A number a big-city districts, including Chicago, New Orleans, New York City, and Philadelphia, have been experimenting with Turnaround Zones for several years. Th e idea is to enable local leaders to earn the opportunity to turn around schools in partnership with the state and through what Calkins called “the three C’s”: changing conditions, capacity, and clustering.

The core strategies include crafting a carrot and stick approach, creating differentiated levels of intervention in districts based on the degree of need, and balancing flexibility and autonomy for districts to leverage their willingness to change prior to losing control to the state under the final NCLB designation—reconstitution.

Districts can opt into a partnership with the state and receive resources and other supports in exchange for meeting specificcriteria and benchmarks. It is essential to provide countervailing incentives to generate bold action that differs from the standard approaches taken by states to intervene in low-performing schools. Strong interventions are rare because they tend to confront established interests and state and district constraints. In other words, the state must carefully balance the degree of autonomy over operating conditions (time, people, money, and resources) with the accountability for making progress within an agreed upon timeframe. The goal is to reduce the compliance burden and redirect how decisions are made in accord with student interests and the mission of the school. The state reserves the final option to change governance and intervene if insufficient progress is made, but the intent is to give districts the incentive to opt into a self-designed turnaround strategy before restructuring or reconstitution is needed.

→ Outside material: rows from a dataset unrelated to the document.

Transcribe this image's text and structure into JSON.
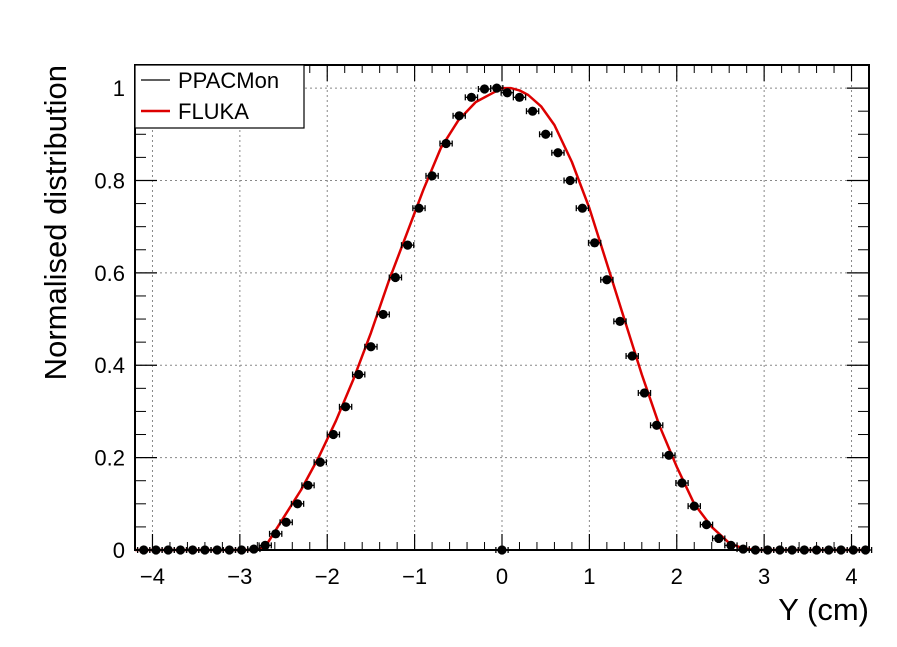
{
  "chart_data": {
    "type": "scatter",
    "title": "",
    "xlabel": "Y (cm)",
    "ylabel": "Normalised distribution",
    "xlim": [
      -4.2,
      4.2
    ],
    "ylim": [
      0,
      1.05
    ],
    "grid": true,
    "legend_position": "top-left",
    "x_ticks": [
      -4,
      -3,
      -2,
      -1,
      0,
      1,
      2,
      3,
      4
    ],
    "x_tick_labels": [
      "−4",
      "−3",
      "−2",
      "−1",
      "0",
      "1",
      "2",
      "3",
      "4"
    ],
    "y_ticks": [
      0,
      0.2,
      0.4,
      0.6,
      0.8,
      1
    ],
    "y_tick_labels": [
      "0",
      "0.2",
      "0.4",
      "0.6",
      "0.8",
      "1"
    ],
    "series": [
      {
        "name": "PPACMon",
        "kind": "points-with-xerr",
        "color": "#000000",
        "x_err": 0.07,
        "x": [
          -4.1,
          -3.96,
          -3.82,
          -3.68,
          -3.54,
          -3.4,
          -3.26,
          -3.12,
          -2.98,
          -2.84,
          -2.71,
          -2.59,
          -2.47,
          -2.34,
          -2.22,
          -2.08,
          -1.93,
          -1.79,
          -1.64,
          -1.5,
          -1.36,
          -1.22,
          -1.08,
          -0.95,
          -0.8,
          -0.64,
          -0.49,
          -0.35,
          -0.2,
          -0.06,
          0.06,
          0.2,
          0.35,
          0.5,
          0.64,
          0.78,
          0.92,
          1.06,
          1.2,
          1.35,
          1.49,
          1.63,
          1.77,
          1.91,
          2.06,
          2.2,
          2.34,
          2.48,
          2.62,
          2.76,
          2.9,
          3.04,
          3.18,
          3.32,
          3.46,
          3.6,
          3.74,
          3.88,
          4.02,
          4.16,
          0.0
        ],
        "y": [
          0,
          0,
          0,
          0,
          0,
          0,
          0,
          0,
          0,
          0.002,
          0.01,
          0.035,
          0.06,
          0.1,
          0.14,
          0.19,
          0.25,
          0.31,
          0.38,
          0.44,
          0.51,
          0.59,
          0.66,
          0.74,
          0.81,
          0.88,
          0.94,
          0.98,
          0.998,
          1.0,
          0.99,
          0.98,
          0.95,
          0.9,
          0.86,
          0.8,
          0.74,
          0.665,
          0.585,
          0.495,
          0.42,
          0.34,
          0.27,
          0.205,
          0.145,
          0.095,
          0.055,
          0.025,
          0.01,
          0.002,
          0,
          0,
          0,
          0,
          0,
          0,
          0,
          0,
          0,
          0,
          0.0
        ]
      },
      {
        "name": "FLUKA",
        "kind": "line",
        "color": "#dd0000",
        "x": [
          -4.2,
          -2.8,
          -2.7,
          -2.5,
          -2.3,
          -2.1,
          -1.9,
          -1.7,
          -1.5,
          -1.3,
          -1.1,
          -0.9,
          -0.7,
          -0.5,
          -0.3,
          -0.1,
          0.0,
          0.1,
          0.2,
          0.3,
          0.45,
          0.6,
          0.8,
          1.0,
          1.2,
          1.4,
          1.6,
          1.8,
          2.0,
          2.2,
          2.4,
          2.6,
          2.75,
          2.9,
          4.2
        ],
        "y": [
          0,
          0,
          0.01,
          0.07,
          0.13,
          0.2,
          0.28,
          0.37,
          0.47,
          0.58,
          0.68,
          0.78,
          0.87,
          0.93,
          0.97,
          0.99,
          1.0,
          1.0,
          0.995,
          0.985,
          0.96,
          0.92,
          0.84,
          0.74,
          0.62,
          0.5,
          0.38,
          0.27,
          0.18,
          0.1,
          0.05,
          0.015,
          0.004,
          0,
          0
        ]
      }
    ]
  }
}
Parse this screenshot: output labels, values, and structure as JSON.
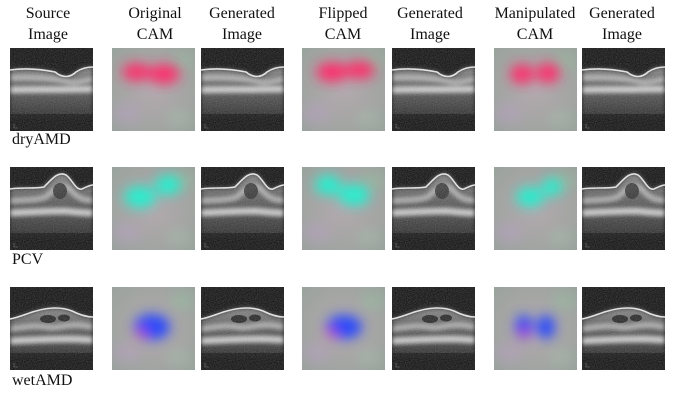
{
  "columns": [
    {
      "line1": "Source",
      "line2": "Image"
    },
    {
      "line1": "Original",
      "line2": "CAM"
    },
    {
      "line1": "Generated",
      "line2": "Image"
    },
    {
      "line1": "Flipped",
      "line2": "CAM"
    },
    {
      "line1": "Generated",
      "line2": "Image"
    },
    {
      "line1": "Manipulated",
      "line2": "CAM"
    },
    {
      "line1": "Generated",
      "line2": "Image"
    }
  ],
  "rows": [
    {
      "label": "dryAMD",
      "cam_color": "#ff2a6a"
    },
    {
      "label": "PCV",
      "cam_color": "#22f0d0"
    },
    {
      "label": "wetAMD",
      "cam_color": "#2244ff"
    }
  ]
}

Theme 3 Questions for State Leaders
  • Within the protected Turnaround Zones, does your state collaborate with districts to organize turnaround
    work into school clusters (by need, school type, region)?
  • How can schools be clustered so reforms can expand systemically, not just taking place in one school at a time?
  • Does your state have a strategy to develop lead partner organizations with specific expertise needed to
    provide intensive school turnaround support?
  • What’s needed to leverage innovation and improvements at the district level to serve, high-poverty students?
  • What models already exist in the state that turnaround efforts can build on? These could include charter, pilot, alternative, or other schools that set aside some normal operating structures in order to give leaders more freedom to allocate people, time, money, and programs according to their students’ needs.